Monday, April 14, 2014

The Efficiency of Compute Jobs

Flux users often ask about the efficiency of their compute jobs — how to measure it, what can affect it, how it can be increased, etc.

One measure of efficiency, the ratio of CPU time to wallclock time, is easily accessible to Flux users. The operating system (Linux) used by Flux reports statistics about compute jobs, and those statistics are in turn reported by the job management (PBS) and job scheduling (Moab) system back to the owner of the job. The email sent to job owners should look something like this:

PBS Job Id: ########.nyx.engin.umich.edu
Job Name:   myJobName
Exec host:  nyx5571/3+nyx5571/10+nyx5571/11+nyx5571/15
Execution terminated
Exit_status=0
resources_used.cput=00:03:42
resources_used.mem=3308kb
resources_used.vmem=315204kb
resources_used.walltime=00:05:00

To calculate the ratio of CPU time to wallclock time, divide “resources_used.cput” by “resources_used.walltime” — in this case, 3m42s / 5m0s or 74% efficiency.
If that is the best you think it can be, then there isn’t much else to do. If your efficiency is below about 60% for a program that you run regularly, if it probably worth it to consider investing some time working to increase the efficiency.
In general, the time spent by a computer program that is not CPU time is time spent waiting for input or output (I/O) of some sort. On Flux the two main sources of I/O are reading or writing data to storage or sending or receiving data over the network.
Understanding what sort of file reading and writing your program is doing will help determine whether efficiency can be improved, and if so, how..
·         Opening and closing files repeatedly is a time-consuming process, so ensuring you aren’t doing that in a loop is a good first step.

·         If you are reading or writing large files, taking advantage of Lustre striping can help reduce the time spent doing that, improving CPU usage and reducing the amount of wall-clock time required for your program to complete.

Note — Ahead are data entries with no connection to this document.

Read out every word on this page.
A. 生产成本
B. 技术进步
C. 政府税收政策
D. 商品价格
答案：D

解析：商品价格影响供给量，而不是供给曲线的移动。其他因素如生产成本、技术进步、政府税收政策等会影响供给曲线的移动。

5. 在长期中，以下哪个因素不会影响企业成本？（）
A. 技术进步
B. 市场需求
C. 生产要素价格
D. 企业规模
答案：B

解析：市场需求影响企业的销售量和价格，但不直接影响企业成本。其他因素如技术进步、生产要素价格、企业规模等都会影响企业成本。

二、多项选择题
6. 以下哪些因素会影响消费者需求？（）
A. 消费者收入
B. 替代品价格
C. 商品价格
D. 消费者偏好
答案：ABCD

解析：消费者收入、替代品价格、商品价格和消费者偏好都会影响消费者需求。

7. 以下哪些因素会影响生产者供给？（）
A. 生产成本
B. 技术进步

Tools like the Allineacode profiler MAP (for serial or parallel programs) or gprof (for serial programs) and the Matlab profiler (for Matlab programs) or the R profiler (for R scripts) or the Python profiler (for Python scripts) can help determine where your program is spending its time. This information can help you decide whether or not there are changes you can make in the code that will not change the results but will improve performance.
Lastly, consider using optimized and well-supported third-party libraries for common tasks in scientific or engineeing programs. There are only rare cases where writing your own Fourier transform is a better option than using an existing FFT library such as FFTW or Intel’sMKL; an existing matrix math library such as Intel’s MKL or NVIDIA’s cuBLAS; existing pseudo-random number generators in MKL or cuBLAS or; or existing file formats such as HDF5 or NetCDF. There are many options for other common tasks, if Google doesn’t help you find them, please ask us and we’ll do our best to help..
When to improve efficiency
Improving program efficiency can pay benefits over a long time; a 5% improvement in performance due to efficiency gains means you get one more free job for every 20 that you run. The value of that gain can be roughly quantified: the total time savings due to efficiency should be greater than the amount of time you spend working to improve efficiency.
For example, if your program takes 6 hours to run and you run it 10 times each week and expect to run it for 50 weeks in the coming years, you’ll be spending 3000 hours waiting for your program to complete. A 5% improvement in wall clock time will save you 150 hours (almost a week) of waiting over those years. At current Flux rates of $11.70/core/month ($0.39/core/day) that is about $2.44 in savings for the Flux costs. If you can improve the efficiency of your code in less than 150 hours of effort, there is significant time savings for you and for anyone else who might be using that program.
The most valuable and costly resource to worry about is the time of the researcher—that is the rarest commodity. Intelligent use of that time is the most important consideration.
For a program or subroutine you’ll only run a couple of times, there is little value in improving its efficiency. 
Summary
  1. Be smart about improving efficiency Unless you’re developing code that will be run many times for many years or you suspect you have a serious efficiency problem, the value of your time in working on improving efficiency is probably greater than the value of the computer time you’ll save.
  2. Start by looking at reads from and writes to storage Storage is the slowest I/O on most systems, so minimizing reads and writes can often have a dramatic effect on efficiency and wall-clock time for your programs. If you must read and write data, make use of the fastest storage that you can, either the local /tmp space on every Flux node or the shared /scratch parallel filesystem.
  3. Use well-regarded third-party libraries instead of inventing your own For things like FFTs, matrix algebra, data storage formats, and other common components of scientific or engineering software making use of third-party libraries can have a large positive effect on the performance and efficiency of your program. Some examples are FFTW for FFTs, MKL for matrix algebra, HDF5 for data storage; all of these are available on Flux. 
  4. Use a profiler to see where your code is spending its time The Allinea code profiler MAP is available on Flux and can help guide you to the places in your code where changes will have the biggest effect. MAP will also show MPI network traffic to make sure you aren’t spending too much time sending small packets between ranks or blocking progress on some ranks waiting for another rank to deliver updated data.